California Poets: Part VII

James Ragan

Five Poems




The Bond

 

    for a brother remembering war

 

All day in the Veteran’s ward,

you wonder how the lark will worry

its way to a limb. After all, you say,

              even the leaves

 

are falling to the soft weight of flurries

in the park. Now, you speak of release,

how to free the bond between

              flesh and spirit,

 

how they close in as one, each

to the other, promising at the very moment

when night pre-empts the day,

              a profound light

 

will inspire the miraculous shock

of a mortal comeback, as if death

were simply a day of cancellation,

               a day of begging

 

out from the daily task of breathing,

 s’il vu plait—a day of learning back

the trust, that even truth has warts

               and wants to hide

 

from those who confuse it with beauty.

Truth, you say, is beauty to those

who believe all calls to war

                that lie within

 

the sheen of words are polished

to hide the doubt beneath. You laugh

through thoughts that some still think

               to be astonishingly true,

          

as in the need for gods to be imagined,

and that doubters like soldiers burn in hell

once the mind has broken. After all, you say,

               consciousness

                                                                                                                     

can prove to be a brittle thing,

but conscience should never be. Now

the lark that visited during the cedar’s

                rust in autumn

             

has returned, trapped behind

the meshed screen out in the snow.

We listen, your talk pressed

               against my ear,

             

stethoscopic, trained to hear bones knock,

to a flutter of wings, something

in the worry of your breath,

              dying to be let out.




The Old Roman Platea

 

The old courtyard, dozing in a riddled mist

of azaleas below the stone stair, has found  

the nights in Rome a shade too dark for browsing, 

and prefers the regal lit barometer of a torch,

igniting the wet silk of a Tuscan moon

into trellised strips along a rafter grate,

or a jasmine vine curling about the window ledge.

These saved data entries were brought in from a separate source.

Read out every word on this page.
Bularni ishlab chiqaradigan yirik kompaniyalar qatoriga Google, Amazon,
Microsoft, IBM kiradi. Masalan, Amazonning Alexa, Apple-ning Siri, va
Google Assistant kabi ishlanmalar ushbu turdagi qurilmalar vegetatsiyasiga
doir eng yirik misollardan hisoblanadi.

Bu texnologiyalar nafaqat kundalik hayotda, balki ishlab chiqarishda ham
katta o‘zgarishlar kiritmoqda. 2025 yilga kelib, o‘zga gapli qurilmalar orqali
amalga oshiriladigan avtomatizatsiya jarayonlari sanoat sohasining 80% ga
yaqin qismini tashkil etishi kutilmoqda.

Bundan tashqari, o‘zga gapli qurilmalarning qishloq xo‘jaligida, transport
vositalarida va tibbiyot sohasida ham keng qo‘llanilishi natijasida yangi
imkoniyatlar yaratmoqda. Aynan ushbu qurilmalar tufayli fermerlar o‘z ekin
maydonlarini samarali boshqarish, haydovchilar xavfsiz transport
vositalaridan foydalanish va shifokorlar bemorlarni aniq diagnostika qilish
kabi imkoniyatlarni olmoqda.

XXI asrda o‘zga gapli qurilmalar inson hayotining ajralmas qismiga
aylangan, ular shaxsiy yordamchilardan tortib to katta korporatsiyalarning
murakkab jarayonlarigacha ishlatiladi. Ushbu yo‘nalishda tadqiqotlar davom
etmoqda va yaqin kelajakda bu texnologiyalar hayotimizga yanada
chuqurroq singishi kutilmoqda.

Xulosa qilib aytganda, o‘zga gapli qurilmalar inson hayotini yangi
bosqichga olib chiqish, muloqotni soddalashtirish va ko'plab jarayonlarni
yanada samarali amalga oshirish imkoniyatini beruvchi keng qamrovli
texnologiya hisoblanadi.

In its time it might have lured da Vinci

in a Gioconda mood, smile-shy, to the haze

and seeming laughter of tumbling ash leaves

or the etched gilding of a stain-glassed sill

flowering tall into Vatican vaults.

When it wakes, it likes to round its shoulders

into each sleeve of a garden wall,

groomed with lavender and blue wisteria,

and leap, like a loitering moon, into a photograph

or a conversation for the rest of a day or year – or century.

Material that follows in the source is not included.